Can I just assume you’ve read Harry Potter? If you haven’t…where’ve you been? Dude, go read it now!
Author Of: The Eagle of the Ninth Trilogy
Why I Love Her: Maybe the least well-known writer on this list, but among the most important to me. Sutcliffe was an invalid most of her life. She was wheelchair bound for decades, often able to explore the world only through her own imagination. I love her because her compassion for all those who struggle, either physically or mentally, is clear through all her books. I love that. I don’t think you should even try to wrie in full sentences, let alone a novel, if you don’t have compassion.
But, again, if I pick one reason, and, since this is a blog post, not a thesis, I kind of have to, it would be her scene setting. Sutcliffe made me fall in love not only with her characters, but with Roman Britain. She made me homesick for a place that stopped existing two thousand years before I was born. She makes that world seem beautifully real, and achingly not real all at once. I hope to do that. I hope to make people long to go back to a place they’ve never been.
If you haven’t read her, do. Here’s the link. Go feel sad you’re not a Roman.
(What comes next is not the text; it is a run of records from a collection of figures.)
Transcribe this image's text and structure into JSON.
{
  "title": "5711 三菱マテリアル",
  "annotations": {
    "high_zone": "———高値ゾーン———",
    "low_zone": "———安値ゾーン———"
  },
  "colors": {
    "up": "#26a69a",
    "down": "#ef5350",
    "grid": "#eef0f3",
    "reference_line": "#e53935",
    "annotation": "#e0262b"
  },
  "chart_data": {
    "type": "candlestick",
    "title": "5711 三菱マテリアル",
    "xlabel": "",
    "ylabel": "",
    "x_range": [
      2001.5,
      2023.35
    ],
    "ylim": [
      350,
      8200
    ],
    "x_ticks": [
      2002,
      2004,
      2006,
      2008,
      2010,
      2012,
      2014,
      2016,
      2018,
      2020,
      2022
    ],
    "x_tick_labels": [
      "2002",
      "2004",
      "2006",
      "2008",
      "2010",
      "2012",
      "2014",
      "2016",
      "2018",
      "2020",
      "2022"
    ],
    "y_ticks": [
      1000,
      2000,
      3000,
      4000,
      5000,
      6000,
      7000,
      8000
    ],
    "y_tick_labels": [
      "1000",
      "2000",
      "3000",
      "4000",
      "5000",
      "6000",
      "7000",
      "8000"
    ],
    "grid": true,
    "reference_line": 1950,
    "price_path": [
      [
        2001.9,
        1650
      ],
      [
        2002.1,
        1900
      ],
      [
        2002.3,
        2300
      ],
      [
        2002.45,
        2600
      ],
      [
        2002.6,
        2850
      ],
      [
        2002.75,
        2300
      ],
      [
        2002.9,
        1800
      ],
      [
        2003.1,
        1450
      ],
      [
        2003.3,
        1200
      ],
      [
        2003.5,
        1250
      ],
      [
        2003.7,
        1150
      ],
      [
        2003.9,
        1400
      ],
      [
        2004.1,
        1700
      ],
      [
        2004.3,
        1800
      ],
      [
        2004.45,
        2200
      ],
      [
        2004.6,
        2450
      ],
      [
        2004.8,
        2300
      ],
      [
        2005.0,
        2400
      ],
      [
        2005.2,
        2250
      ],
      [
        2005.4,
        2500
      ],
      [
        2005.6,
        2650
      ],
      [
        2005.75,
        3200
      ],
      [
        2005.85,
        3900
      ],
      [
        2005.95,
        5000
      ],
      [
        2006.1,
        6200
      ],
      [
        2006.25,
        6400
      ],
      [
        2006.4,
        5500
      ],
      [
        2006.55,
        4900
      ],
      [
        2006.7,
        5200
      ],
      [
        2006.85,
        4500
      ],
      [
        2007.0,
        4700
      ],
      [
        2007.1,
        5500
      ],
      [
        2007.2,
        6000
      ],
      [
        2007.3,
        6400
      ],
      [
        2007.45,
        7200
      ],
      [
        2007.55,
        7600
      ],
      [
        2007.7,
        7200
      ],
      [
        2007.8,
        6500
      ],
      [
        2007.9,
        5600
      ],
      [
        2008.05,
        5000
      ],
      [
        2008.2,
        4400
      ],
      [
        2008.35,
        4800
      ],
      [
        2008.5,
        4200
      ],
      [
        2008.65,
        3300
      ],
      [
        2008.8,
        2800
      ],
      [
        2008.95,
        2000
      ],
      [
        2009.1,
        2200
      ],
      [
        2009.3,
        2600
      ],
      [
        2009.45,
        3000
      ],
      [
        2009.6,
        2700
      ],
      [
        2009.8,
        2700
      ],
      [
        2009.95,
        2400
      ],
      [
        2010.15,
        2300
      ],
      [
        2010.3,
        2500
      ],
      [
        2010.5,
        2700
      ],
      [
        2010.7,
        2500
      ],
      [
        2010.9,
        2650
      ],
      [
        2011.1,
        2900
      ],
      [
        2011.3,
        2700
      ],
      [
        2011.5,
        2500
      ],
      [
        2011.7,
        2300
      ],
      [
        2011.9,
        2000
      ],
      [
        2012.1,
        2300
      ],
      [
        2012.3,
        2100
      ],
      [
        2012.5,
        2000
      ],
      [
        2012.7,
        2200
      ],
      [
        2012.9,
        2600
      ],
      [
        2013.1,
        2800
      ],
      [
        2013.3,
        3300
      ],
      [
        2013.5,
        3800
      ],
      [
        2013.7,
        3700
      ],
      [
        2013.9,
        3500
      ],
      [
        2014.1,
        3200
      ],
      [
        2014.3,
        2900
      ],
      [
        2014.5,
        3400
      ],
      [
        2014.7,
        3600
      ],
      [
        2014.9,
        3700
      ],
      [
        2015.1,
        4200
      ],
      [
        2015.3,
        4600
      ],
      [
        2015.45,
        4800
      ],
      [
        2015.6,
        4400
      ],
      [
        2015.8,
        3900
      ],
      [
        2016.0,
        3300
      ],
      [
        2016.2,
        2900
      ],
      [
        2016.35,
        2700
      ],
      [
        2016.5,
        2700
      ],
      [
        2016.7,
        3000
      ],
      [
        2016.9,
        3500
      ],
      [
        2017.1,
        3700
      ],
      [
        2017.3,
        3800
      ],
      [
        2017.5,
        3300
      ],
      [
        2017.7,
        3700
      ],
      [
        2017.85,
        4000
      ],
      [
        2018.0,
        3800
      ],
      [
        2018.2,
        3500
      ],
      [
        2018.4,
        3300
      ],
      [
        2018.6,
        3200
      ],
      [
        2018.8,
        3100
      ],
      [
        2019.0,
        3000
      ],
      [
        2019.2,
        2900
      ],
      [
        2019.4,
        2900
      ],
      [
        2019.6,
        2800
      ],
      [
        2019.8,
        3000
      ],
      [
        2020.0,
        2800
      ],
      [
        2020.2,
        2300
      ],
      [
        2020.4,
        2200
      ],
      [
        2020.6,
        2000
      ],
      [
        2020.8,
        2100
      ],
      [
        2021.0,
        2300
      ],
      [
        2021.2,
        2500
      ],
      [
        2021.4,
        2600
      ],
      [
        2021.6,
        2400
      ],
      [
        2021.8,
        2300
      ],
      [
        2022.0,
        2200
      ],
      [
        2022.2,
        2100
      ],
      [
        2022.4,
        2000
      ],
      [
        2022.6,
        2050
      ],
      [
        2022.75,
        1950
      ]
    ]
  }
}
Well, there they are, the writers who made me want to write a book. Of course, that’s not actually all of them. I could name another hundred easily; Phillip Pullman and Kazuo Ishiguro, Charlotte Bronte and Charles Dickens, Steinbeck and Hemingway, F. Scott, Fitzgerald and Naguib Mahfouz, George R.R. Martin and P.G Wodehouse. Even that’s not all of them. I probably will write about all of these great men and women at some point, because I’ll want to. Maybe I’ll next I’ll write about Jane Eyre. God, I love Jayne Eyre.
But today I wanted to write about the man and women who had the most direct influence on me as I wrote my own book. I think it’s important to think about your influences. It helps you to remember what kind of author you wanted to be in the first place. It’s easy to forget sometimes, when you’re struggling to re-name a goddam fictional city for the ninetieth time. Thanks for indulging me while I reminded myself.
Now, I’m off to read Lord of the Rings, see if I can steal a name for a city.